What is an explanation for both the literal and figurative meaning of "Sonnet 130" by William Shakespeare?

The literal meaning of Sonnet 130 is that the speaker loves his mistress even though she is not aesthetically perfect. The speaker catalogs a number of ways in which his mistress falls short physically: Her eyes do not shine like the sun does, her lips are not as red as coral, and her breasts, rather than being white, are grey. Her hair resembles black wires, and her cheeks are not red like roses. She has putrid breath, and her voice is not pleasing. 
The figurative meaning of the sonnet is its critique of the conventions of Petrarchan love poetry. Shakespeare employs a series of similes (comparisons that are a form of figurative language) that Petrarch and other poets often used to praise the ideal woman. These comparisons created the image of a woman who no real woman could ever equal, and the sonnet is therefore satirizing the way in which the love poetry of the time created images of the feminine ideal that no woman could ever achieve. 
In addition, some scholars have regarded the lines "I have seen roses damask'd, red and white, But no such roses see I in her cheeks;" as an allusion to the Wars of the Roses, a conflict between the Houses of York and Lancaster that took place between 1455 and 1487 over control of the English throne. The House of Tudor, founded in 1485, adopted the York and Lancaster Rose as its symbol after the Wars of the Roses, and this rose has red and white streaks. This sonnet was published in 1609, after the House of Tudor was no longer in power, but the sonnet may have been written before 1603, when the House of Tudor was still in power. 

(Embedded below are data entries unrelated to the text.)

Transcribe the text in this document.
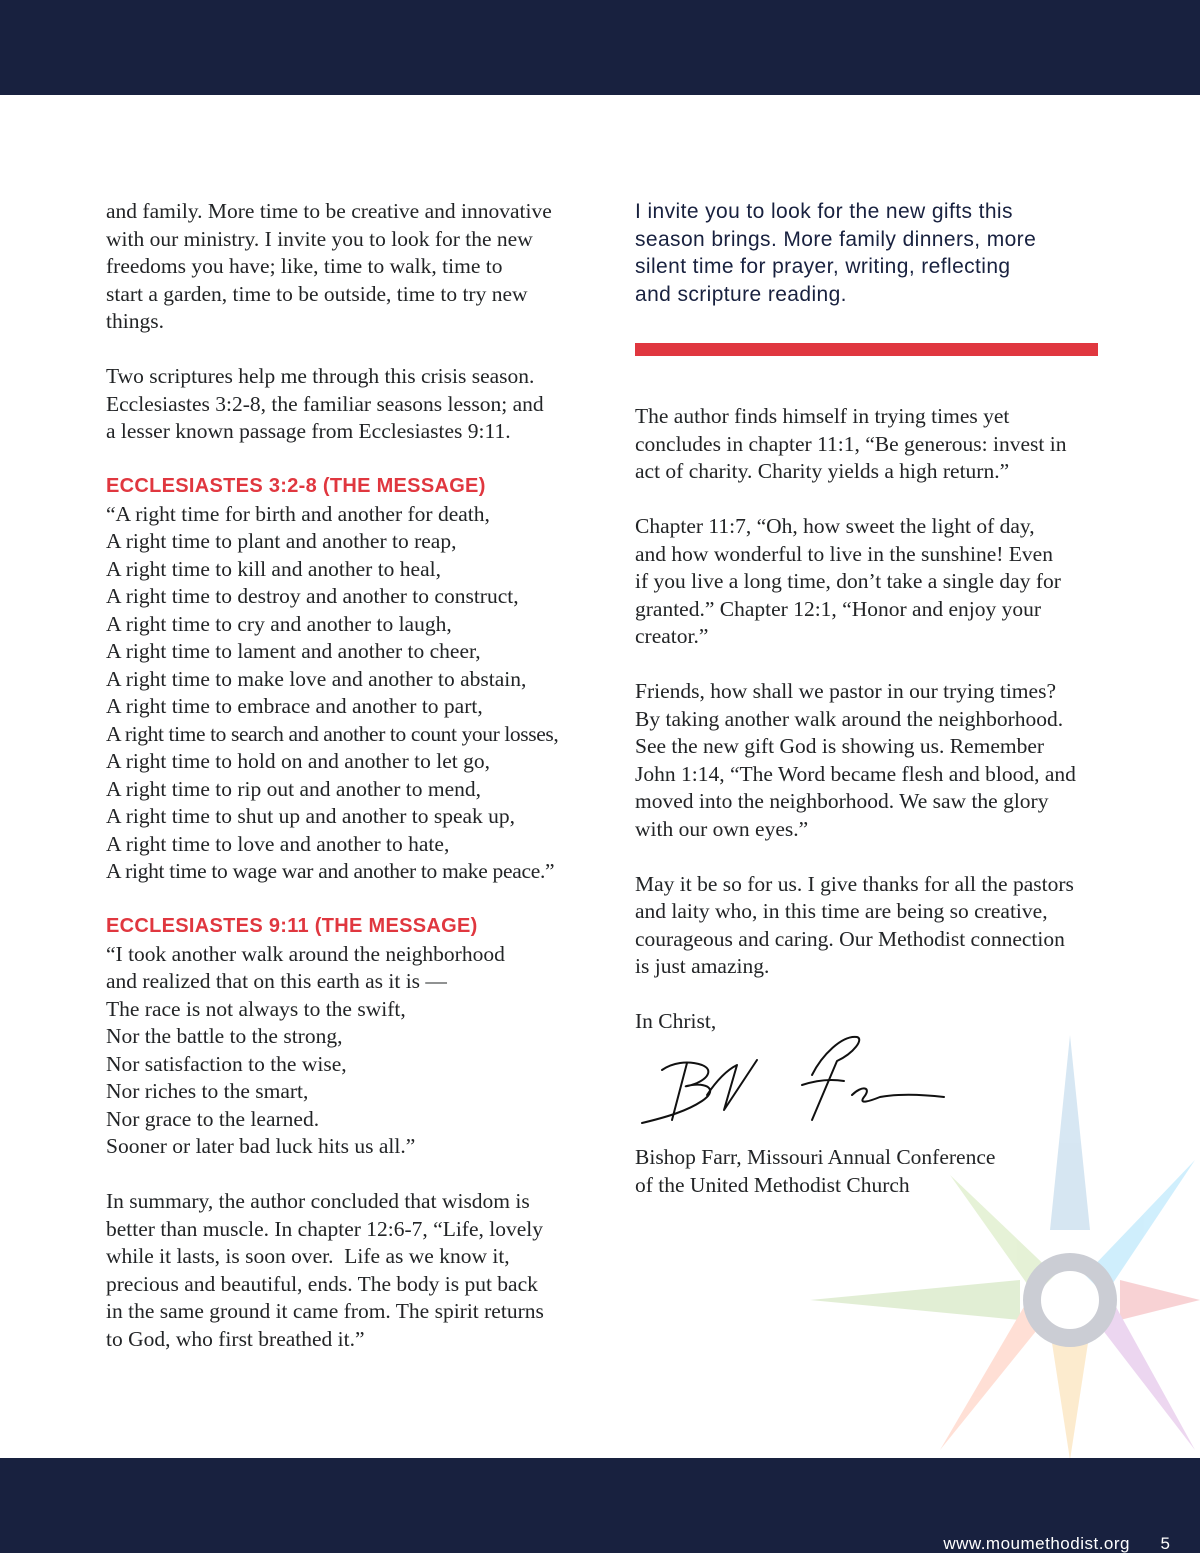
and family. More time to be creative and innovative
with our ministry. I invite you to look for the new
freedoms you have; like, time to walk, time to
start a garden, time to be outside, time to try new
things.

Two scriptures help me through this crisis season.
Ecclesiastes 3:2-8, the familiar seasons lesson; and
a lesser known passage from Ecclesiastes 9:11.

ECCLESIASTES 3:2-8 (THE MESSAGE)
“A right time for birth and another for death,
A right time to plant and another to reap,
A right time to kill and another to heal,
A right time to destroy and another to construct,
A right time to cry and another to laugh,
A right time to lament and another to cheer,
A right time to make love and another to abstain,
A right time to embrace and another to part,
A right time to search and another to count your losses,
A right time to hold on and another to let go,
A right time to rip out and another to mend,
A right time to shut up and another to speak up,
A right time to love and another to hate,
A right time to wage war and another to make peace.”

ECCLESIASTES 9:11 (THE MESSAGE)
“I took another walk around the neighborhood
and realized that on this earth as it is —
The race is not always to the swift,
Nor the battle to the strong,
Nor satisfaction to the wise,
Nor riches to the smart,
Nor grace to the learned.
Sooner or later bad luck hits us all.”

In summary, the author concluded that wisdom is
better than muscle. In chapter 12:6-7, “Life, lovely
while it lasts, is soon over.  Life as we know it,
precious and beautiful, ends. The body is put back
in the same ground it came from. The spirit returns
to God, who first breathed it.”

I invite you to look for the new gifts this
season brings. More family dinners, more
silent time for prayer, writing, reflecting
and scripture reading.

The author finds himself in trying times yet
concludes in chapter 11:1, “Be generous: invest in
act of charity. Charity yields a high return.”

Chapter 11:7, “Oh, how sweet the light of day,
and how wonderful to live in the sunshine! Even
if you live a long time, don’t take a single day for
granted.” Chapter 12:1, “Honor and enjoy your
creator.”

Friends, how shall we pastor in our trying times?
By taking another walk around the neighborhood.
See the new gift God is showing us. Remember
John 1:14, “The Word became flesh and blood, and
moved into the neighborhood. We saw the glory
with our own eyes.”

May it be so for us. I give thanks for all the pastors
and laity who, in this time are being so creative,
courageous and caring. Our Methodist connection
is just amazing.

In Christ,

Bishop Farr, Missouri Annual Conference
of the United Methodist Church
www.moumethodist.org 5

Shakespeare's Sonnet CXXX is written as what is called a blazon, which is a literary poem that catalogs the characteristics and virtues of the beloved, while at the same time it mocks the Elizabethan conventions of poetry that praise love. In addition, it satirizes the Petrarchan sonnet that compares the lover to Nature in terms that seem hyperbolic.
Literal meaning
Literally, the speaker's lover is nothing like the women for whom sonnets and other poetic forms are usually written. Her hair does not flow in luxurious tresses; instead, it is as though"black wires grow on her head"; she has no rosy cheeks, and her breath "reeks." Nor is her voice mellifluous as "music hath a far more pleasing sound." And, when she walks she "treads on the ground." Yet, the speaker truly loves her because he feels that his love is more valuable than that of any poetic fancy because he loves her despite her flaws.
Figurative meaning
The anti-Petrarchan comparisons of the lover to various things lend humor to this sonnet. For instance, Shakespeare parodies the roses in the cheeks, eyes like sunbeams, perfumed breath, and walking on air. She has none of these or any other goddess-like attributes. Her eyes "are nothing like the sun," there is no "perfume" in her breath; it "reeks," and she "treads on the ground" rather than walks. She has no snowy white complexion or goddess-like attributes; yet, the speaker loves her dearly:

And yet, by heaven, I think my loveAs rare as any she belied with false compare (ll.13-14)

Any false comparisons for the sake of poetry, Shakespeare says figuratively, are meaningless. It is her unique qualities that endear her, not flowery metaphors and similes.